1. The "Universal Capture" Strategy
In a typical "sandwich" immunoassay (such as ELISA or Lateral Flow), two antibodies are required: a capture antibody (immobilized) and a detection antibody (labeled).
- Simplified Manufacturing: By using Clone 176 as a pan-reactive capture antibody, a diagnostic manufacturer can use the exact same solid-phase coating (plate, bead, or membrane) for four distinct assays (FSH, LH, TSH, and hCG).
- Specificity via Detection: The specificity of the assay is then determined by the detection antibody, which would target the unique beta-subunit of the specific hormone being measured.
-Benefit: This reduces manufacturing complexity, lowers inventory costs for raw materials, and creates a standardized coating protocol across multiple product lines.

2. Optimal Epitope Accessibility (Steric Orientation):
When designing a sandwich assay, the capture and detection antibodies must bind to the antigen simultaneously without interfering with one another.

- Spatial Separation: Because Clone 176 targets the common alpha-subunit, it effectively anchors the hormone by its "shared" side.

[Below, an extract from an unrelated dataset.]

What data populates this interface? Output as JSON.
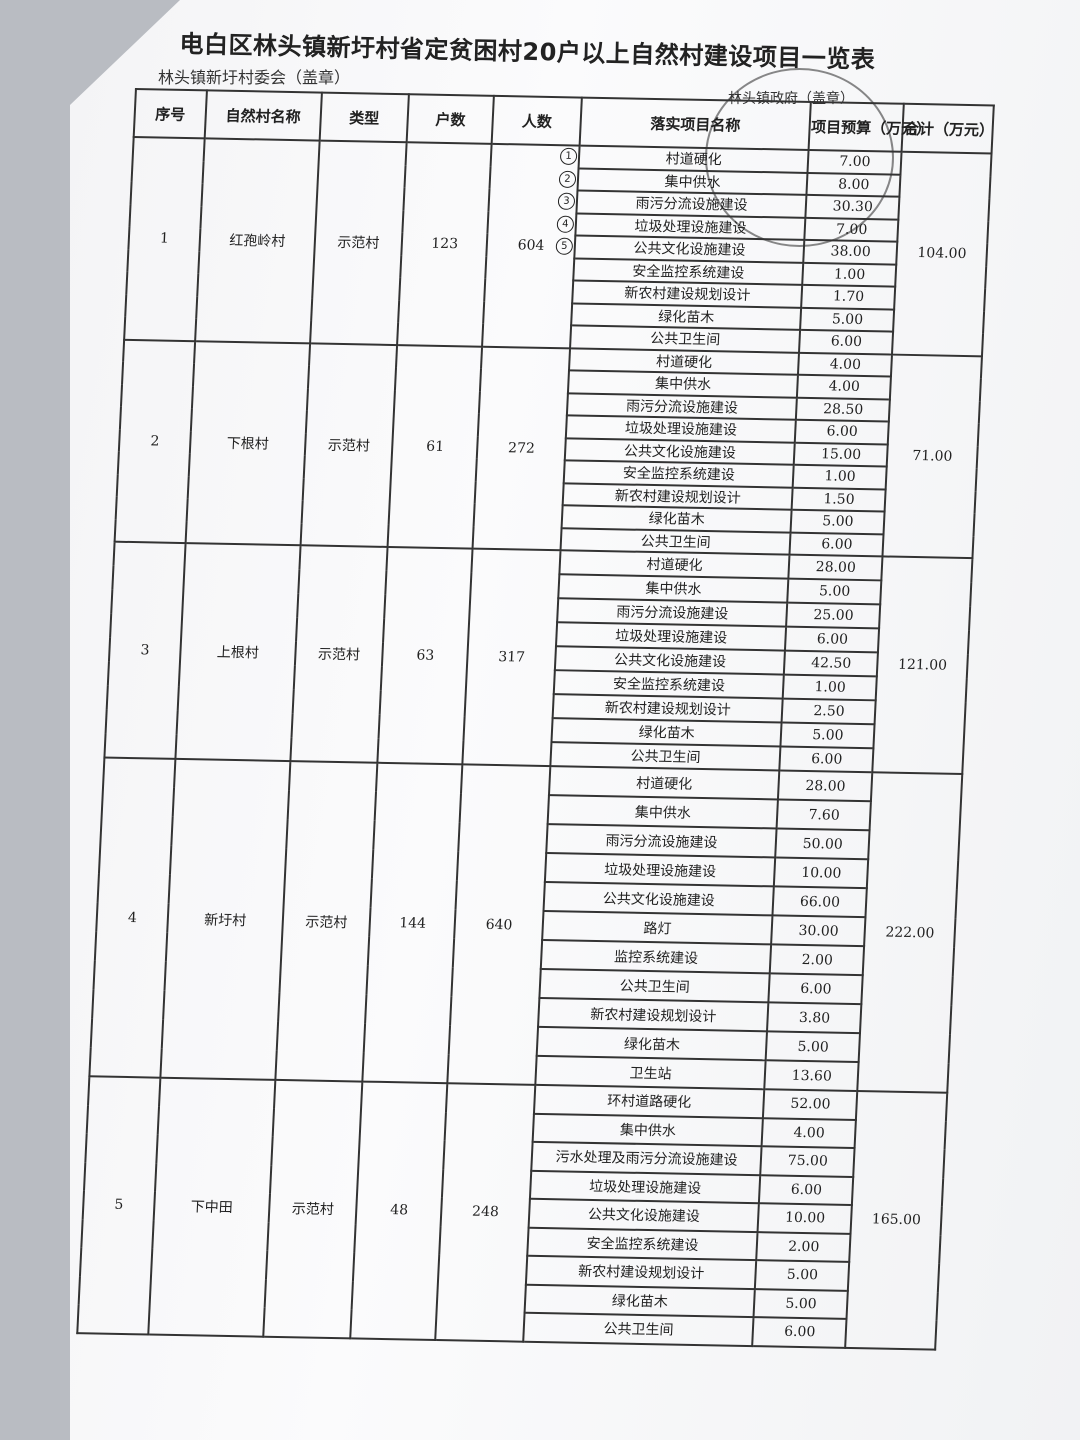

This structurally leaves the hormone-specific beta-subunit fully exposed and solvent-accessible.
- High Sensitivity: This orientation minimizes steric hindrance, allowing the beta-specific detection antibody to bind with high affinity. This is critical for high-sensitivity assays where the goal is to capture the analyte without blocking the unique identification site.

- 3. High Affinity and Stability:
Conserved structural regions, such as the glycoprotein alpha-subunit, are often structurally rigid to maintain compatibility with multiple beta-partners.
-Robust Capture: Antibodies targeting these conserved, stable regions often exhibit excellent binding kinetics. A strong capture reagent is essential for retaining the analyte during wash steps in an ELISA or maximizing capture efficiency in rapid flow-through systems.

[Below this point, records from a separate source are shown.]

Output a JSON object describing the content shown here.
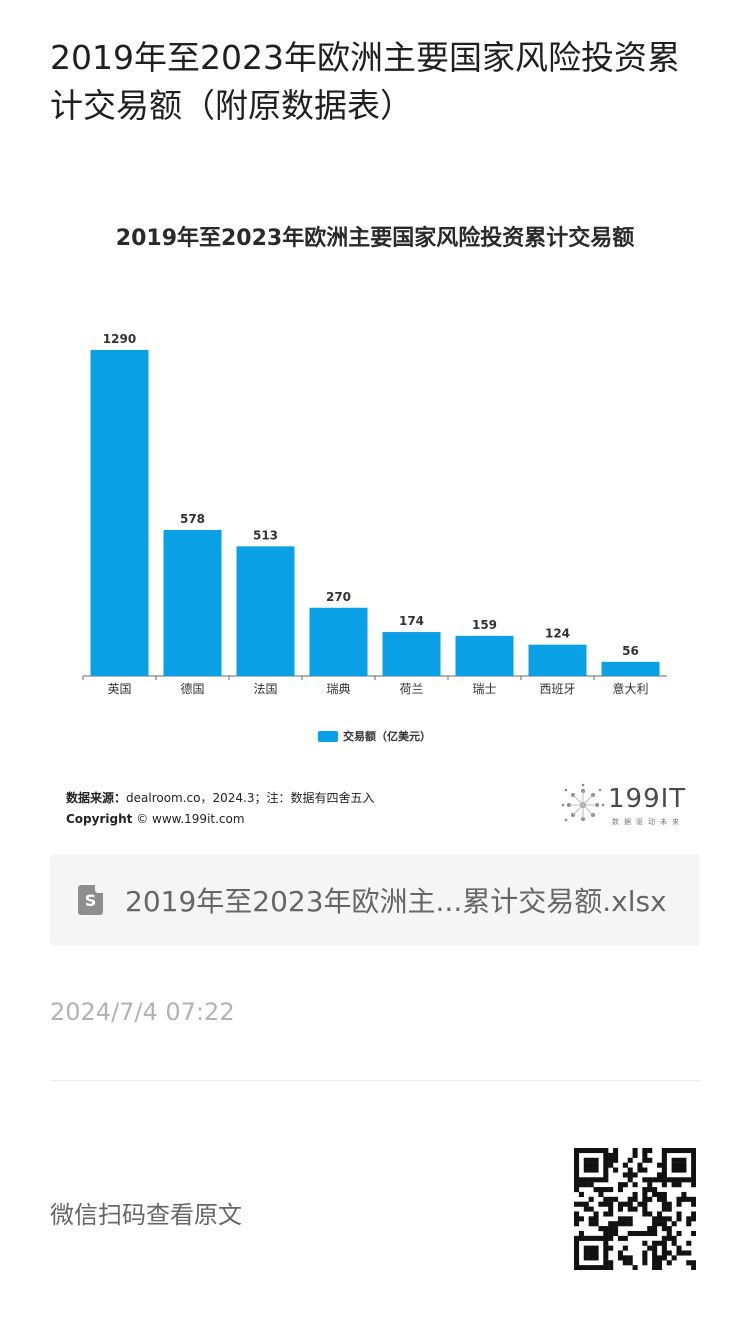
{
  "article": {
    "title": "2019年至2023年欧洲主要国家风险投资累计交易额（附原数据表）"
  },
  "chart_data": {
    "type": "bar",
    "title": "2019年至2023年欧洲主要国家风险投资累计交易额",
    "categories": [
      "英国",
      "德国",
      "法国",
      "瑞典",
      "荷兰",
      "瑞士",
      "西班牙",
      "意大利"
    ],
    "series": [
      {
        "name": "交易额（亿美元）",
        "values": [
          1290,
          578,
          513,
          270,
          174,
          159,
          124,
          56
        ]
      }
    ],
    "ylim": [
      0,
      1290
    ],
    "grid": false,
    "legend_position": "bottom",
    "bar_color": "#0aa0e6"
  },
  "chart_footer": {
    "source_label": "数据来源：",
    "source_text": "dealroom.co，2024.3；注：数据有四舍五入",
    "copyright_label": "Copyright",
    "copyright_text": " © www.199it.com",
    "brand_name": "199IT",
    "brand_tagline": "数据驱动未来"
  },
  "attachment": {
    "file_name": "2019年至2023年欧洲主...累计交易额.xlsx",
    "icon": "spreadsheet-file-icon"
  },
  "meta": {
    "timestamp": "2024/7/4 07:22",
    "scan_hint": "微信扫码查看原文"
  }
}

4. Versatility in Multiplexing:
For platforms designed to measure multiple hormones simultaneously (multiplexing), Clone 176 is an ideal candidate. Single-Step Capture: In a multiplexed array, Clone 176 can serve as a single capture agent that pulls all glycoprotein hormones out of a serum sample. Differentiated signals can then be generated using distinct detection antibodies labeled with unique fluorophores or reporters for FSH, LH, and hCG respectively.

Conclusion:Clone 176 is not just an antibody for FSH; it is a platform-enabling reagent. Its ability to recognize the conserved alpha-subunit allows it to function as the foundational anchor in a matched pair, relying on a secondary reagent to provide the necessary biological specificity. This makes it a cost-effective, versatile, and structurally favorable choice for developing a suite of reproductive and metabolic hormone assays.

1.) Ramabhadran TV, Reitz BA, Tiemeier DC. Synthesis and glycosylation of the common alpha subunit of human glycoprotein hormones in mouse cells. Proc Natl Acad Sci U S A. 1984 Nov;81(21):6701-5. doi: 10.1073/pnas.81.21.6701. PMID: 6208554; PMCID: PMC391998.